According to a mapping done by Delhi Police, there are 74 accident-prone areas in the city. The police have been asking the Delhi government to station its ambulances at these key spots to help the injured. However, no ambulance has been deployed as yet. Some of these areas include ITO, Rajghat, Akshardham, ISBT Kashmere Gate, Mahipalpur flyover, among others.
“In a meeting held with the Ministry for Home Affairs (MHA) recently, it was decided that critical accident-prone areas will be identified by the Delhi Police and a list will be given to the Delhi government. We have done that but the government is yet to station ambulances at the locations provided by us,” said a senior Delhi Police official.

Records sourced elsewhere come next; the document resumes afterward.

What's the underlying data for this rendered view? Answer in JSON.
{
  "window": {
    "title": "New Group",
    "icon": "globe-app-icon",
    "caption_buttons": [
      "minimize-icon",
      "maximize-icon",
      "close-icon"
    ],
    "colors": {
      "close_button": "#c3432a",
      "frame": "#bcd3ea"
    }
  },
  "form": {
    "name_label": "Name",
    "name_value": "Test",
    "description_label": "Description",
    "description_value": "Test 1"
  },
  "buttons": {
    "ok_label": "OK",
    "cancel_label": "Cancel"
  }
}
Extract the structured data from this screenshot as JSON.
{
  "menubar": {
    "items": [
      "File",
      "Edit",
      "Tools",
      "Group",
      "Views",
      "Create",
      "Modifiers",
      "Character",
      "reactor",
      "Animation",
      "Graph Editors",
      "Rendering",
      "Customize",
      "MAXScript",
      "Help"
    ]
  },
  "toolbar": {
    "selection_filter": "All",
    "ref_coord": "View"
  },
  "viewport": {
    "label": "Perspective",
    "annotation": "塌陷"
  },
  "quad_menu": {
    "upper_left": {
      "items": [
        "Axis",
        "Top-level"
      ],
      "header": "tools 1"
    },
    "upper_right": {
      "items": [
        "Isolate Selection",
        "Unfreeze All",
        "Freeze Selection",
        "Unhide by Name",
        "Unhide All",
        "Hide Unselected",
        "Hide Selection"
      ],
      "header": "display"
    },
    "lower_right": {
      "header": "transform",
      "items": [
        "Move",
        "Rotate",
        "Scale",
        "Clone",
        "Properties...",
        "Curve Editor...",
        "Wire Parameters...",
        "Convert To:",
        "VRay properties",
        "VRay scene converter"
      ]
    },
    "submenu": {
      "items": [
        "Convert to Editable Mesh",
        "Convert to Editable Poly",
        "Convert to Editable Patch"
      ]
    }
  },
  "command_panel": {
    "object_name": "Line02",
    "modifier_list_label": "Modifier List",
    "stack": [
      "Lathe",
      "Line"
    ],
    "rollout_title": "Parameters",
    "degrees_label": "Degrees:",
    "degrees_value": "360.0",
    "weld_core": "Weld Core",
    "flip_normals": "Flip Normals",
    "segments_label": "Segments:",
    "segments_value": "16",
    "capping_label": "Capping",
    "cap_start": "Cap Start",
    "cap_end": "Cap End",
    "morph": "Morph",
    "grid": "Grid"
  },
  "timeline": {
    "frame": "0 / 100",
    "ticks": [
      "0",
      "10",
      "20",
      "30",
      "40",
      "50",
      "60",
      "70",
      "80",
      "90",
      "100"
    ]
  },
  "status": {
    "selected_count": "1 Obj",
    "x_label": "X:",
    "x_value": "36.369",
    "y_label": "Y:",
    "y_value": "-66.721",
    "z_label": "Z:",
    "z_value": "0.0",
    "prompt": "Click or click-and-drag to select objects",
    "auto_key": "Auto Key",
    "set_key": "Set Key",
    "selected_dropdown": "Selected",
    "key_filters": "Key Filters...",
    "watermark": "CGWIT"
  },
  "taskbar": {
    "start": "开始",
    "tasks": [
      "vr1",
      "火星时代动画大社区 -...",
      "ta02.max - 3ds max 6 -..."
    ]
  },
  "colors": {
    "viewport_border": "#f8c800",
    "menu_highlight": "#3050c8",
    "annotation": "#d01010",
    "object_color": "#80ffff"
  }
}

In a letter to the government, the Delhi Police furnished a list of 74 spots, including two in Central and New Delhi, 13 in east Delhi, 24 in north Delhi, 17 in south Delhi and 18 in west Delhi.
“Nowhere in the world do we have police carrying injured people to hospitals as there are dedicated ambulances to do that job. However, in Delhi, PCR vans have become the largest ambulance service. Centralised ambulance trauma services (CATS) ambulance staff are trained to take care of injured. Victims should get treatment while they are being taken to the hospital, a time considered as the golden hour,” the official added.
Health department officials, however, termed the entire exercise as a routine procedure.
“It’s an on-going process and we work in tandem with Delhi police. They share information with us every year about areas where most accidents have happened in the past. We match our existing deployment with those new areas,” said a senior official from the health department.
The official said there were currently 151 CATS ambulances and a tender to procure 100 more would be floated soon.
Police officials maintained that it was decided that Delhi Police and the state government would jointly prepare standard operating procedures (SOPs) to be followed in case of an accident.
Both must share information and make sure specific patrol vans and ambulances are in touch with each other when rushing to the spot.